Francois Duc de La Rochefoucauld.

Have you seen the show, “What Not To Wear“?  The premise revolves around fashion experts helping fashion victims select the proper clothing to compliment their body shape and lifestyle.

Think of it as a clothing intervention of sorts:

Hidden cameras, blunt advice (from the hosts), mirrors, trash cans, some crying (from the contestants), a pocket full of cash, and several days in New York City conspire to transform formerly slovenly — albeit comfortable — individuals into sophisticated and stylish fashion plates.

The entire show can be summed up with this:

Want to look better? Stop doing this. Start doing this.

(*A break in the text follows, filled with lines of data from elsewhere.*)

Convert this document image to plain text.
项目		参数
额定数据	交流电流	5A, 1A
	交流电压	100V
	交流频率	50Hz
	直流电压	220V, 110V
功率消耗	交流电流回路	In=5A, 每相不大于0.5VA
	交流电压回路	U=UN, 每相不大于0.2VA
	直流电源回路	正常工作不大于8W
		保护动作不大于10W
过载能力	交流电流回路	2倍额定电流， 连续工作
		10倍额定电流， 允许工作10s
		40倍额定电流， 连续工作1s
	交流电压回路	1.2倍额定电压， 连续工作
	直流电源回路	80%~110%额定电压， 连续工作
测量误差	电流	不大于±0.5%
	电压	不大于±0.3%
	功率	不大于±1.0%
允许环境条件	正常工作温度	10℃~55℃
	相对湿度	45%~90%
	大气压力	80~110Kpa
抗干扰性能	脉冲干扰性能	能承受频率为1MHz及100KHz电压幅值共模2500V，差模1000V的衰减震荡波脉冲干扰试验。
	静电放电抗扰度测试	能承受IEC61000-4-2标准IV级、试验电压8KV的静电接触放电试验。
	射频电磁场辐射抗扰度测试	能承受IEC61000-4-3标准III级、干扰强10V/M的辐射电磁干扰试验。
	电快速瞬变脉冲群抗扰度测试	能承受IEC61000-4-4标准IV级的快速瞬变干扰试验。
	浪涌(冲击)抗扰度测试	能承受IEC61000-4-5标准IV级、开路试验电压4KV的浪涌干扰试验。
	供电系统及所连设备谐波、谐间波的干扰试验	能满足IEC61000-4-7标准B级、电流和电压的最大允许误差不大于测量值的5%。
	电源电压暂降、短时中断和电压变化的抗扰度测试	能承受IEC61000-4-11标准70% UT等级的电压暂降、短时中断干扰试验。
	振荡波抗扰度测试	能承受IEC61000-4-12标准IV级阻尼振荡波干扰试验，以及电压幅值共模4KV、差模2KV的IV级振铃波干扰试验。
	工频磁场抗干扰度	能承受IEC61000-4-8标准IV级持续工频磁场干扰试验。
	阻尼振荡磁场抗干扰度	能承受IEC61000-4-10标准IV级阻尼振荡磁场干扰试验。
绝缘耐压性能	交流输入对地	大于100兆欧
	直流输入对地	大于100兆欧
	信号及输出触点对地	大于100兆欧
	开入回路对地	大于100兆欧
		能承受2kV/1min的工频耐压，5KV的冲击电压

I find that many of the principles from the show should be applied to real life.

Too often, we buy into worthless (or dangerous) judgments, and stuff our closets full of other people’s ideas that don’t fit, look ridiculous, and waste our time.

We make plans and take actions based on what we think others may be thinking about us or how they might interpret about our intentions.

While our “friends,” family members, and colleagues hang their expectations, whims, and ideas in our lives,  we second-guess our decisions, question our own motives, and plan elaborate communication strategies to avoid confrontation.

We accessorize with activities and phrases and ideas hoping others will accept us.

And at the end of the day, we lie exhausted on a pile of mismatched, ill-fitting, meaningless garments — a collection of other people’s “stuff” — that we never should have bought in the first place. (And at the very least, should never have worn in public!)

It’s time for an intervention!  Take a look in the mirror.  Stop letting other people trash your life.

Wheel in the garbage cans.  Throw out your insecurities. Discard the notion that your value is determined by others. Rip up the conception that you have to live your life based on what you think someone else may be thinking about you.  You look ridiculous. And, honey, you can’t be comfortable in those outfits!

It’s time for change. Follow your heart. Stand by your convictions. Confidently make decisions that are right for you — become comfortable in your own skin.

As Euripides said, “There is just one life for each of us: our own.”

Whatever you are, stop apologizing for who you are and start living YOUR life.